GKE Agent Sandbox GA and Agent Substrate Launch

AI agents are evolving beyond simple chat interfaces to autonomously execute code and use tools. This transition introduces a critical infrastructure challenge: securely running untrusted code at scale with low latency. Google Kubernetes Engine (GKE) Agent Sandbox addresses this by providing a cloud-native, open-source execution environment designed specifically for agent workloads. The solution has seen rapid community adoption, with over 16x growth in sandbox deployments in five months and integrations with partners like LangChain and Lovable.

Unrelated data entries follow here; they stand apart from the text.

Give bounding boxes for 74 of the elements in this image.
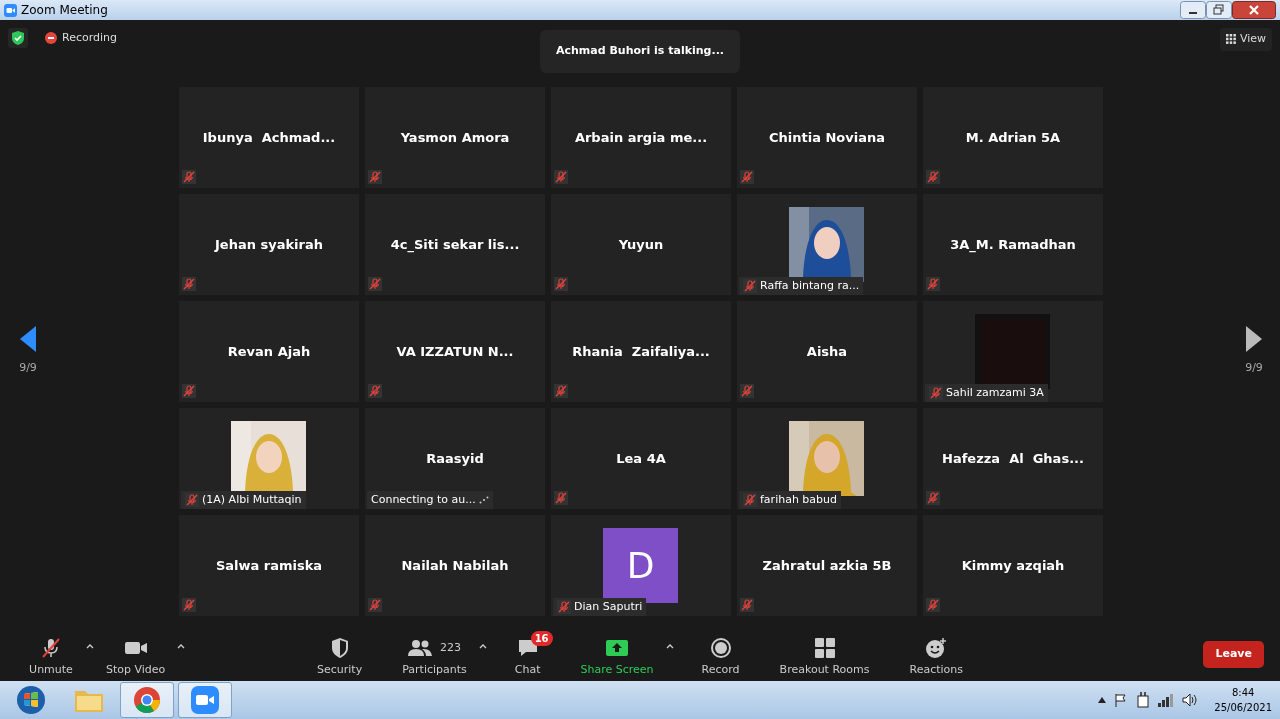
muted-mic-icon <box>40 637 62 660</box>
reactions-button[interactable]: Reactions <box>897 630 975 679</box>
participant-name: 3A_M. Ramadhan <box>950 235 1076 255</box>
browser-icon <box>133 686 161 714</box>
participant-name: M. Adrian 5A <box>965 128 1061 147</box>
participant-name: Chintia Noviana <box>769 128 885 147</box>
unread-badge: 16 <box>530 631 553 647</box>
start-icon <box>16 685 46 715</box>
security-button[interactable]: Security <box>305 630 375 679</box>
participant-name: Salwa ramiska <box>215 556 323 575</box>
shield-icon[interactable] <box>8 28 28 48</box>
participants-button[interactable]: 223 Participants <box>390 630 479 679</box>
recording-label: Recording <box>62 29 118 46</box>
participant-name: Arbain argia me... <box>574 128 708 147</box>
leave-button[interactable]: Leave <box>1203 641 1264 668</box>
taskbar-button[interactable] <box>178 682 232 718</box>
loading-icon <box>478 495 489 504</box>
record-icon <box>709 637 732 660</box>
participant-name: Revan Ajah <box>227 342 311 361</box>
mic-button[interactable]: Unmute <box>16 630 86 679</box>
flag-icon[interactable] <box>1114 693 1129 707</box>
avatar: D <box>603 528 678 603</box>
participant-name: (1A) Albi Muttaqin <box>202 491 302 508</box>
show-hidden-icon[interactable] <box>1098 697 1107 703</box>
minimize-icon[interactable] <box>1180 1 1206 19</box>
page-indicator: 9/9 <box>1245 360 1263 377</box>
volume-icon[interactable] <box>1182 693 1199 707</box>
status-text: Connecting to au... <box>371 491 476 508</box>
participant-name: Ibunya Achmad... <box>202 128 336 147</box>
shield-icon <box>329 637 350 660</box>
smiley-icon <box>925 637 948 660</box>
participant-name: VA IZZATUN N... <box>396 342 514 361</box>
previous-page-icon[interactable] <box>20 326 36 353</box>
caret-icon[interactable] <box>177 642 186 649</box>
participant-name: Zahratul azkia 5B <box>762 556 892 575</box>
close-icon[interactable] <box>1232 1 1276 19</box>
record-button[interactable]: Record <box>689 630 752 679</box>
caret-icon[interactable] <box>86 642 94 649</box>
window-title: Zoom Meeting <box>21 2 108 19</box>
participant-name: Jehan syakirah <box>215 235 323 254</box>
participant-name: Raffa bintang ra... <box>760 277 860 294</box>
participant-name: Yasmon Amora <box>400 128 510 147</box>
power-icon[interactable] <box>1136 692 1151 708</box>
breakout-button[interactable]: Breakout Rooms <box>767 630 882 679</box>
page-indicator: 9/9 <box>19 360 37 377</box>
view-button[interactable]: View <box>1219 28 1272 51</box>
participant-name: Aisha <box>806 342 848 361</box>
share-button[interactable]: Share Screen <box>568 630 666 679</box>
next-page-icon[interactable] <box>1246 326 1262 353</box>
grid-icon <box>813 637 836 660</box>
participant-name: farihah babud <box>760 491 838 508</box>
grid-icon <box>1225 34 1236 45</box>
participant-name: 4c_Siti sekar lis... <box>390 235 520 255</box>
caret-icon[interactable] <box>665 642 674 649</box>
signal-icon[interactable] <box>1158 693 1175 707</box>
clock-date: 25/06/2021 <box>1214 701 1272 715</box>
video-button[interactable]: Stop Video <box>94 630 178 679</box>
chat-button[interactable]: 16 Chat <box>502 630 553 679</box>
participant-name: Lea 4A <box>616 449 666 468</box>
participant-name: Yuyun <box>618 235 664 254</box>
talking-indicator: Achmad Buhori is talking... <box>540 30 740 73</box>
maximize-icon[interactable] <box>1206 1 1232 19</box>
participant-name: Hafezza Al Ghas... <box>942 449 1084 468</box>
participant-name: Sahil zamzami 3A <box>946 384 1044 401</box>
taskbar-button[interactable] <box>120 682 174 718</box>
participant-name: Kimmy azqiah <box>961 556 1065 575</box>
participant-name: Rhania Zaifaliya... <box>572 342 710 361</box>
participant-name: Raasyid <box>426 449 484 468</box>
app-icon <box>4 3 17 17</box>
caret-icon[interactable] <box>478 642 487 649</box>
participant-name: Nailah Nabilah <box>401 556 509 575</box>
clock-time: 8:44 <box>1231 686 1255 700</box>
video-app-icon <box>191 686 219 714</box>
recording-icon <box>44 31 58 45</box>
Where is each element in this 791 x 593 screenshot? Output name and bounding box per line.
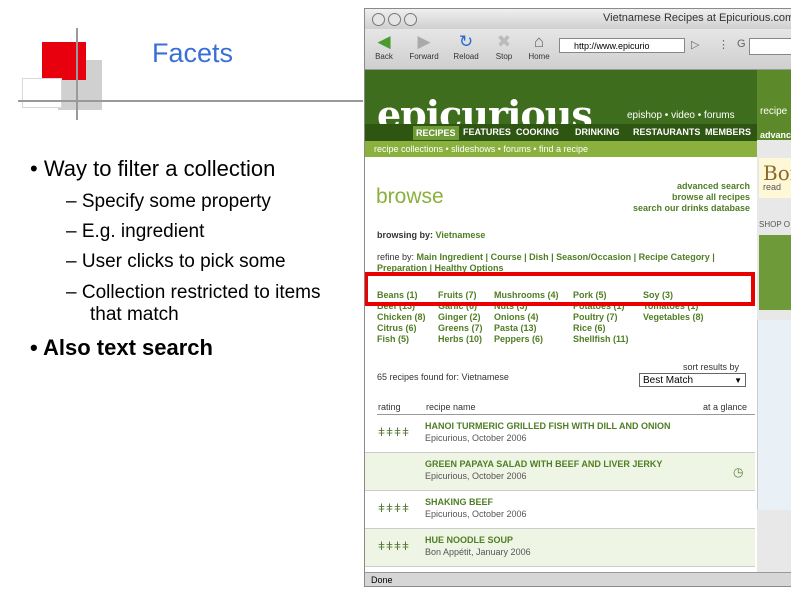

Technically, GKE Agent Sandbox tackles performance bottlenecks inherent to traditional Kubernetes setups for agents. It integrates Pod Snapshots to suspend idle agents, drastically reducing compute waste. The new Sandbox API with an integrated warm pool enables allocating 300 sandboxes per second per cluster, with 90% of allocations completing in under 200 milliseconds. A cold pool of suspended VMs further reduces warm pool maintenance costs. Security is ensured through native support for gVisor and default-deny network policies, with pluggable isolation options like Kata Containers. Running on Axion processors, it offers up to 30% better price-performance than comparable hyperscalers.

While Agent Sandbox is now generally available and production-ready, Google is also introducing Agent Substrate, a new open-source project. Agent Substrate aims to push infrastructure density and performance limits for ultra-scale agentic workloads, which can reach hundreds of millions of instances. It pairs the secure runtime and snapshotting of Agent Sandbox with a minimal control plane that bypasses standard Kubernetes control plane bottlenecks for high-frequency, sub-second tool calls. This new abstraction layer is designed for the future of autonomous agents, inviting community collaboration to build the next chapter in agent-native infrastructure.